The Indiana Public Health Commission, he said, will submit a report this summer with recommendations for the 2023 budget session on how the state’s public health systems can be improved.

Holcomb also acknowledged the impact of the COVID-19 pandemic on the state, pointing out that the number of Hoosiers who have died of the coronavirus is greater than the population of cities like Crawfordsville and Jasper.

He thanked health care workers, school staff and Health Department officials and said he wanted to implore or “even beg” people who have not been vaccinated against COVID-19 to protect public safety by getting the shots.

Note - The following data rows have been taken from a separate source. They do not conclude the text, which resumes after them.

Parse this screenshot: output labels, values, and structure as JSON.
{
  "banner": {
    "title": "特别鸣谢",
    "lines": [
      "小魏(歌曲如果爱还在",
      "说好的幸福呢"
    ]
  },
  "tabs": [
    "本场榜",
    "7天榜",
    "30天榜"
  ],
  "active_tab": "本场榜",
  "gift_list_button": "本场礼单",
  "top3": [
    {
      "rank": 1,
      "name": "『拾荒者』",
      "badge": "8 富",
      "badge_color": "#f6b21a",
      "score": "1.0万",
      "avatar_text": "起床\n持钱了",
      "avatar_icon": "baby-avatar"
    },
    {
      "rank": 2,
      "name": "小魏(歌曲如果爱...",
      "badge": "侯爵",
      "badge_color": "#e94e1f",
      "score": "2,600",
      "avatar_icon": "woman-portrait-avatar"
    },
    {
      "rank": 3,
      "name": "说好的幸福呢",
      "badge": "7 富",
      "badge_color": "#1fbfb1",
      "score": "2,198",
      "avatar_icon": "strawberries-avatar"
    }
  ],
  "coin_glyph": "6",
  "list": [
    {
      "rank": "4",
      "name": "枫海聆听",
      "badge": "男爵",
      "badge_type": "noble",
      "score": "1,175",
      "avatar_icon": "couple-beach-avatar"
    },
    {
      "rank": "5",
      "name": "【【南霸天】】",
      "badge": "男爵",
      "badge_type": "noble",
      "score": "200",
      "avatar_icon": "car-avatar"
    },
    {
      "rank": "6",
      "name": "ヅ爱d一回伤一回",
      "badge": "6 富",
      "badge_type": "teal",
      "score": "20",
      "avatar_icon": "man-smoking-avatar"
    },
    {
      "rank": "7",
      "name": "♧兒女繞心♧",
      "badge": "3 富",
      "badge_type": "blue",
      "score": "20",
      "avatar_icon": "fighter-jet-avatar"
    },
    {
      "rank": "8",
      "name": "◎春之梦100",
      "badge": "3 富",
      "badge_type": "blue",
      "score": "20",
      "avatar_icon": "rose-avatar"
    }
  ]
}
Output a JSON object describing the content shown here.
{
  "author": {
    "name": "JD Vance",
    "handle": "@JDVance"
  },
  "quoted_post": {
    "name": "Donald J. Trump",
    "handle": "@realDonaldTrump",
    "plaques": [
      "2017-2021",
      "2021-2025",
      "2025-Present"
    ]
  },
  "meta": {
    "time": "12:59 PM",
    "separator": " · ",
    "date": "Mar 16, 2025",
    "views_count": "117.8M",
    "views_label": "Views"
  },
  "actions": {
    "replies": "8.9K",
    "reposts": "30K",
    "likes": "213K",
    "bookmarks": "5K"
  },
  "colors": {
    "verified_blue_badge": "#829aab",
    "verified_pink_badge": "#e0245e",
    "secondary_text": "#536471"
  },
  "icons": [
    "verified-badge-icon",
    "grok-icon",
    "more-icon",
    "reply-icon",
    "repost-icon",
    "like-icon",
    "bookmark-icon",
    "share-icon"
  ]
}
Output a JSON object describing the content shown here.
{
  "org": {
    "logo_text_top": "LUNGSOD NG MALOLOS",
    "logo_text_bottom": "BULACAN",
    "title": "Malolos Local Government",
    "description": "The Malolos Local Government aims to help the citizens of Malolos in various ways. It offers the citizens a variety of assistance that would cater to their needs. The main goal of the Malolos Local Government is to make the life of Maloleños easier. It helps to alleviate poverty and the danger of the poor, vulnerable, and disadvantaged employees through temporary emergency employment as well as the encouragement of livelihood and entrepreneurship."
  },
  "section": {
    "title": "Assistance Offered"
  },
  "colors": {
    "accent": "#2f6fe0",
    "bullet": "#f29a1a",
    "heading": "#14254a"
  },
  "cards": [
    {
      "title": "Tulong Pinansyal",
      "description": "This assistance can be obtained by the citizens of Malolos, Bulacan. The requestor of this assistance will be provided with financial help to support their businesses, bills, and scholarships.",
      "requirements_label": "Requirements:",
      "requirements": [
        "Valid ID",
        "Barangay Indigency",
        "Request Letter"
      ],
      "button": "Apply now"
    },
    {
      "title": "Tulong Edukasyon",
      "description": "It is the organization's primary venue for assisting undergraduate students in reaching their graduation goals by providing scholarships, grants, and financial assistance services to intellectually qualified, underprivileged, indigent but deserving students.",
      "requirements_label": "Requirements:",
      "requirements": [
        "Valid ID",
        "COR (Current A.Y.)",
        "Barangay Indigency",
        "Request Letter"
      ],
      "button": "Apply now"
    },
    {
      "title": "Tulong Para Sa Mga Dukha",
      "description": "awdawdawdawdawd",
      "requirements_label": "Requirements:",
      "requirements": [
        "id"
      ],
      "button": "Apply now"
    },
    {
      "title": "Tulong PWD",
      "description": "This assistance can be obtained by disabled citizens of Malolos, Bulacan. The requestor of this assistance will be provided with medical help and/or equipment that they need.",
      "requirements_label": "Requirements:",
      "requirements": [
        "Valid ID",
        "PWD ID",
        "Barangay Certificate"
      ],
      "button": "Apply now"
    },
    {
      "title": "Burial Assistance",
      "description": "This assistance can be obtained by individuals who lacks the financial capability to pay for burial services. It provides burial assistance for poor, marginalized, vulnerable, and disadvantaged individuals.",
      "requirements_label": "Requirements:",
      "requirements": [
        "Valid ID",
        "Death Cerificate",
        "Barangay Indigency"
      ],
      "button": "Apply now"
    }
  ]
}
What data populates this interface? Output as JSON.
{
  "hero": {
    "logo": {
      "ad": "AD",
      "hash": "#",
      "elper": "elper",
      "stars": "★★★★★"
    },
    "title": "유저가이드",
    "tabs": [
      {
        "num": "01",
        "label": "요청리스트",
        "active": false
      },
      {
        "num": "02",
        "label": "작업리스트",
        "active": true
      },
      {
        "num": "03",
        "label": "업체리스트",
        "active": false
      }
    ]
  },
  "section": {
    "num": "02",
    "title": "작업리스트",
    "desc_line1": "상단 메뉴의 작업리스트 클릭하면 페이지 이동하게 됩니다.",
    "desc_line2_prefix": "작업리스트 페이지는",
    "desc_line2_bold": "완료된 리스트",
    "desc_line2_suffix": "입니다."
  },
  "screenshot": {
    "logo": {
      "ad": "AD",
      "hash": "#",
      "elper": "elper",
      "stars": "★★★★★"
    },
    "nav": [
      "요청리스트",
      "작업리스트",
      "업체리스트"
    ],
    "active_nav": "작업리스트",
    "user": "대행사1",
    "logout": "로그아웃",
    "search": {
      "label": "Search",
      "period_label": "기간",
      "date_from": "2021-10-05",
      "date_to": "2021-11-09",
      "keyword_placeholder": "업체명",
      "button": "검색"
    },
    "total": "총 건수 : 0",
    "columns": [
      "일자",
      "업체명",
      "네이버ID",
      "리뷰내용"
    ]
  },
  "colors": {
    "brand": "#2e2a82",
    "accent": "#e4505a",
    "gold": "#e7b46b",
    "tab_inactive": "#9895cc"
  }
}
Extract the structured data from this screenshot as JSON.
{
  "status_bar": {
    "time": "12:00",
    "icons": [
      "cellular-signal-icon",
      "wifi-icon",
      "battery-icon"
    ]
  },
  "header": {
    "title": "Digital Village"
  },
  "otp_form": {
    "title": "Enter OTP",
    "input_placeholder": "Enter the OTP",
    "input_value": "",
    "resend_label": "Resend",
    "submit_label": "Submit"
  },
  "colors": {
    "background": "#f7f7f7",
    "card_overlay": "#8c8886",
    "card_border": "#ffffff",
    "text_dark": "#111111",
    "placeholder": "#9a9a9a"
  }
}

“Hoosiers have proven throughout the pandemic that they are resilient and have a spirit that can’t be broken,” Holcomb said. “It’s the foundation of who we are and what we strive to be and together we can build an even better Indiana.”

Cherry said he still believes it is an individual choice whether or not to get the COVID-19 vaccine, but understands why Holcomb placed such a strong emphasis on the message.

“You have to talk about it,” Cherry said. “…Nineteen thousand is too many. One is too many.”

Democratic reactions

House Democratic leader Phil GiaQuinta said in a statement released Wednesday that he appreciated many aspects of Holcomb’s speech.

“Governor Holcomb’s address was a stark contrast from his colleagues in the legislature,” GiaQuinta, D-Fort Wayne, said. “I appreciate his willingness to focus on issues important to Hoosiers, not political games and divisive, hyper-partisan agendas.”

GiaQuinta added that he believes the state should be making critical financial investments now to help improve Indiana’s quality-of-life metrics, not waiting another year for the next budget session of the legislature.

Indiana Democratic Party chair Mike Schmuhl said in a statement that the state’s economic success in the past year should be attributed not to Holcomb’s policies, but to federal investments under President Joe Biden that have funded raises for teachers, the state’s READI grant program, and more.

“Hoosiers everywhere are also hurting tonight, because they are experiencing the consequences of the Indiana Republicans’ long-game effort to discredit COVID-19. Between the constant dismissal of the life-saving vaccine to questioning the state’s figures on cases, hospitalizations, and even deaths — Republicans have shown that their effort to score political points comes before the public health of Hoosiers,” Schmuhl said.